To find out which are the jobs of a bee, we should first understand what is the life of a bee. It sounds rather strange to talk about “jobs” when coming to an insect, but this is exactly what it is. A job, or better put “an extended job” because it identifies with the entire lifetime.
Honey bees belong to the order HYMENOPTERA (from Greek: υμην= a membrane; πτερον= wing). In this order there are also wasps, saw-flies etc. Their characteristic is having four membranous wings with few veins, the hind part smallest. And, they suffer a complete transformation from the larva stage to the adult stage. If we look at the larva and at the adult, there is absolutely not resemblance!
THE BROOD STAGE
The brood stage means the stage before becoming an adult insect. Childhood, if you like, though it is not the same, because humans are physically the same in both stages, while these insects are completely different.

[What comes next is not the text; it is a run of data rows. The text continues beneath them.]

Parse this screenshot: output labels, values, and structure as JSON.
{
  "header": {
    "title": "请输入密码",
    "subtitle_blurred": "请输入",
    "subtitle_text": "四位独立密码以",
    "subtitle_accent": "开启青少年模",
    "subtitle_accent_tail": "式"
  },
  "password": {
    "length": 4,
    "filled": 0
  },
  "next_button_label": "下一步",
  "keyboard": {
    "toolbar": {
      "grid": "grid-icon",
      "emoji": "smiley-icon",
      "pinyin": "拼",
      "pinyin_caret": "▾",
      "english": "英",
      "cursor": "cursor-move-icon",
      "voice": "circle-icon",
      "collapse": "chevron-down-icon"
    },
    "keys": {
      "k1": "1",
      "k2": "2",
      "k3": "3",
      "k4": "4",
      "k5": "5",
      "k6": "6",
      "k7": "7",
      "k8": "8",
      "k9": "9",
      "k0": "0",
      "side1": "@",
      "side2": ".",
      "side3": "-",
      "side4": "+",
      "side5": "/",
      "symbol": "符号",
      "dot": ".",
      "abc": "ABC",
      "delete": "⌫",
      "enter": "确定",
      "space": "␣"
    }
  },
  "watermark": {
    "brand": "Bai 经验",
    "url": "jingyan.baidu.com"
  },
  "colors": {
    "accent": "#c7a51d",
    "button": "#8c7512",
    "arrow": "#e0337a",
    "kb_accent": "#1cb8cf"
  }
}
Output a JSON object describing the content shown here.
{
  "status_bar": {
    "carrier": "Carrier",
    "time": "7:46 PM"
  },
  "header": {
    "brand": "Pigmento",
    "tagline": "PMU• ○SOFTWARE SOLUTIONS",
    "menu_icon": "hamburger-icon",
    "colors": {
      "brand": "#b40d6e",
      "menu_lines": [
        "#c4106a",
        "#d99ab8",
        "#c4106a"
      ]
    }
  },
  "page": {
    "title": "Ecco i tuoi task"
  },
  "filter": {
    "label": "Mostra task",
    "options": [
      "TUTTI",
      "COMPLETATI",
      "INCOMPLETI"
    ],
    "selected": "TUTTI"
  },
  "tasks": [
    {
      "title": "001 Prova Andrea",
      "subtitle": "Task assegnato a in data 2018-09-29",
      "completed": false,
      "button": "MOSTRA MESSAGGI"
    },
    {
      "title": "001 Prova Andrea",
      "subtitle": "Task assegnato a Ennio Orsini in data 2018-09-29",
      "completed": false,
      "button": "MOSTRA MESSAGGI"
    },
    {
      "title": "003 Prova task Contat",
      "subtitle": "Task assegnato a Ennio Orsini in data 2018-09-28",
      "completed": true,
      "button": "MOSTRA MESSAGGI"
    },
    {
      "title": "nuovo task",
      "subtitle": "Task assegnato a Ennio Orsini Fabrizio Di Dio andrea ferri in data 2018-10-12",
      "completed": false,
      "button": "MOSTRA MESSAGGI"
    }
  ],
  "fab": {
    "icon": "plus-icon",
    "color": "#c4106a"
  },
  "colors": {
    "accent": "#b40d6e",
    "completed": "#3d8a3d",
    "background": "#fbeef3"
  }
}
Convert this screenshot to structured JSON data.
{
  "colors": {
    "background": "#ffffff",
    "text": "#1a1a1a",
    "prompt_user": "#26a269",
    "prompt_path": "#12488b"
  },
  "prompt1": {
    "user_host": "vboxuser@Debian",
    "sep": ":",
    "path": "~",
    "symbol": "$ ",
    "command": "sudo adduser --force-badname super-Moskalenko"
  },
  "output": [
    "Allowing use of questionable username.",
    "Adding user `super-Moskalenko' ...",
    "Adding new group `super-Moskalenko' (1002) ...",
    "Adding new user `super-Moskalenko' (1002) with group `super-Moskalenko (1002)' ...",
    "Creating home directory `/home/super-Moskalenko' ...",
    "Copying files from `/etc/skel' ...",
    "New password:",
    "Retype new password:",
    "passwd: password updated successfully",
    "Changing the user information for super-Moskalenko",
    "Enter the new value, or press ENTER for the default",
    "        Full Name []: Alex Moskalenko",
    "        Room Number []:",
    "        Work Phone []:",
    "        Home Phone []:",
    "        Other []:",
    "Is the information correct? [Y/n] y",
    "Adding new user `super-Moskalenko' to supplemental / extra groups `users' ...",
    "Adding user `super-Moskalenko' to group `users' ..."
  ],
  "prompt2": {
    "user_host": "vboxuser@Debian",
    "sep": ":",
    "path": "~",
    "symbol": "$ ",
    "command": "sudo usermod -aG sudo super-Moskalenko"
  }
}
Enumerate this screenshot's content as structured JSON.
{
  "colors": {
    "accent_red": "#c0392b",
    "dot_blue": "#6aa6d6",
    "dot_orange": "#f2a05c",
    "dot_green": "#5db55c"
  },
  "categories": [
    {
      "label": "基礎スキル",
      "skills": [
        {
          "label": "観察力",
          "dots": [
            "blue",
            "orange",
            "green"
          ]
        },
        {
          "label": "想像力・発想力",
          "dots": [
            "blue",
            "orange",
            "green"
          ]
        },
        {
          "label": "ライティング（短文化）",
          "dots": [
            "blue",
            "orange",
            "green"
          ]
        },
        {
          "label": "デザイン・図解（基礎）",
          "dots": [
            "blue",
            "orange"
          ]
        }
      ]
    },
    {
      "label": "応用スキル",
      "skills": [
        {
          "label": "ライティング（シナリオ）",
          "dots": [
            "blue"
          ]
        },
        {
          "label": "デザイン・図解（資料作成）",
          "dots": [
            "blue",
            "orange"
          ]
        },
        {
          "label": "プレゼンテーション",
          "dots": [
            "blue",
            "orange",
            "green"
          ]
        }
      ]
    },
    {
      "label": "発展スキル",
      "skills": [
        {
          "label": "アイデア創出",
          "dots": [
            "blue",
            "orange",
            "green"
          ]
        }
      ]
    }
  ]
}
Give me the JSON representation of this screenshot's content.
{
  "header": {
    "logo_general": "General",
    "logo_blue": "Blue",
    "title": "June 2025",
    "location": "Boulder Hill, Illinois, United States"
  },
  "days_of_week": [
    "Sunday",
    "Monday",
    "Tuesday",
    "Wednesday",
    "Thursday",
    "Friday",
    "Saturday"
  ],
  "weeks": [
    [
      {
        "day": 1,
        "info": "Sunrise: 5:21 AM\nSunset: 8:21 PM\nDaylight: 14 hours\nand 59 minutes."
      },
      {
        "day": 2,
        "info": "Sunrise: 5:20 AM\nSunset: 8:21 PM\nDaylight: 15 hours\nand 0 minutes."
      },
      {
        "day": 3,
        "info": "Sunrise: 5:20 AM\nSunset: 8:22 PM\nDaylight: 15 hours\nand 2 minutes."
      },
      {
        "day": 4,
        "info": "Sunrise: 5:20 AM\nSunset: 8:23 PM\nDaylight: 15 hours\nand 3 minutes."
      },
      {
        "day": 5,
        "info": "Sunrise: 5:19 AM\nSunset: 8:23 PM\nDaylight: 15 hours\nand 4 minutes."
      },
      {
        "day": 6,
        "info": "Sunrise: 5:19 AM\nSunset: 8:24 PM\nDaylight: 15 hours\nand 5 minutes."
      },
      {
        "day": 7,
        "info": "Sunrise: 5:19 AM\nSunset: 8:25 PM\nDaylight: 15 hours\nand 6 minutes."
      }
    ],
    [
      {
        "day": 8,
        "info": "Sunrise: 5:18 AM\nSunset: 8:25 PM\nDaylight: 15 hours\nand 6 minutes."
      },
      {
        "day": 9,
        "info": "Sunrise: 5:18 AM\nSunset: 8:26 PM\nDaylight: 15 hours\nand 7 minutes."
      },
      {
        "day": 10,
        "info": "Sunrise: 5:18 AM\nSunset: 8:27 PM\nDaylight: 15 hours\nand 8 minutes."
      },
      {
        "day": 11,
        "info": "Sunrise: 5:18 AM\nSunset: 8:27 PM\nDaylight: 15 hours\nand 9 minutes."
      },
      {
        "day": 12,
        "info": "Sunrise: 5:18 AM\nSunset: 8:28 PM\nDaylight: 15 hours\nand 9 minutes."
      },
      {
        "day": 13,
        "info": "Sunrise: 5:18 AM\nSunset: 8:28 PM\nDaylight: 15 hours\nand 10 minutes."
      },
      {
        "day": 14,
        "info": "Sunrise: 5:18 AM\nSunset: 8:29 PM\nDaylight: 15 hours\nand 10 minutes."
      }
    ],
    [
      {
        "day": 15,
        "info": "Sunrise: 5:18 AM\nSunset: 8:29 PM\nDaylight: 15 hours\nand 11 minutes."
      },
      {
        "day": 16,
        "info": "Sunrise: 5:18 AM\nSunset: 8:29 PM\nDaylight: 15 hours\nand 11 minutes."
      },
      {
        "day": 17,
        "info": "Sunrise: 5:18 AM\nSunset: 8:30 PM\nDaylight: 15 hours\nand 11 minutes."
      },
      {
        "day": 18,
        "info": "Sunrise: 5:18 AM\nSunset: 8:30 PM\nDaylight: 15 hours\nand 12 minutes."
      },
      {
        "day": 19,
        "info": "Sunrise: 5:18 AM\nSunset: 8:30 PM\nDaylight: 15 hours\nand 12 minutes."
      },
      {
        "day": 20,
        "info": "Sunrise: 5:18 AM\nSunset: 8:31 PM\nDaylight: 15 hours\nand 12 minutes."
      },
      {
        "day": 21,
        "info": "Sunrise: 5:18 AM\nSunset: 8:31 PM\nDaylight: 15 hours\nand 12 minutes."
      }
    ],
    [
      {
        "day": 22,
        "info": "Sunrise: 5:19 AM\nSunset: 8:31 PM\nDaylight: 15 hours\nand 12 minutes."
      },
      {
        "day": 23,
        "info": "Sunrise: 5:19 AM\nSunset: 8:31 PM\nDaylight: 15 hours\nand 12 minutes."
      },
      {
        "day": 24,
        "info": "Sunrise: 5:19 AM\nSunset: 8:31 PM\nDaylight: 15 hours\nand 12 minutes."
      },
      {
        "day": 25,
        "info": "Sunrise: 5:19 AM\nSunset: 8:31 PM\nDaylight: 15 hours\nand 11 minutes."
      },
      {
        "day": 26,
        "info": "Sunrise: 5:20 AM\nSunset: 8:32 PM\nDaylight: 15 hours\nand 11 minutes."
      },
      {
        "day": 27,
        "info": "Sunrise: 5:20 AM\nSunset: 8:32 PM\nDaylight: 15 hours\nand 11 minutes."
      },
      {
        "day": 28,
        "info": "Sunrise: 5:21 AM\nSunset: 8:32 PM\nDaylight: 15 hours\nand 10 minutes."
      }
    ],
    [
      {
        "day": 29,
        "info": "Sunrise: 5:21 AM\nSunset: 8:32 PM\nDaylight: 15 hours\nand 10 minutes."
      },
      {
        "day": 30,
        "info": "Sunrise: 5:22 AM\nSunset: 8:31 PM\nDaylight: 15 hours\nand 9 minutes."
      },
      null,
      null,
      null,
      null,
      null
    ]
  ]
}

The queen is the one that gives life. After her (I’m going to tell it “her”, she’s unique and royalty!) nuptial flight, which means mating with 1 to more than 40 drones (yet, the average number of drones with which a queen mates is 12), the queen stores the sperm inside her body for the rest of her life. From that moment she will begin laying like 2000 eggs every day. The most heroic mother of all species!
The queen lays a single egg in a cell, but before this, the cell must be spotless otherwise the queen will move to a different one. The worker bees are designed to clean them.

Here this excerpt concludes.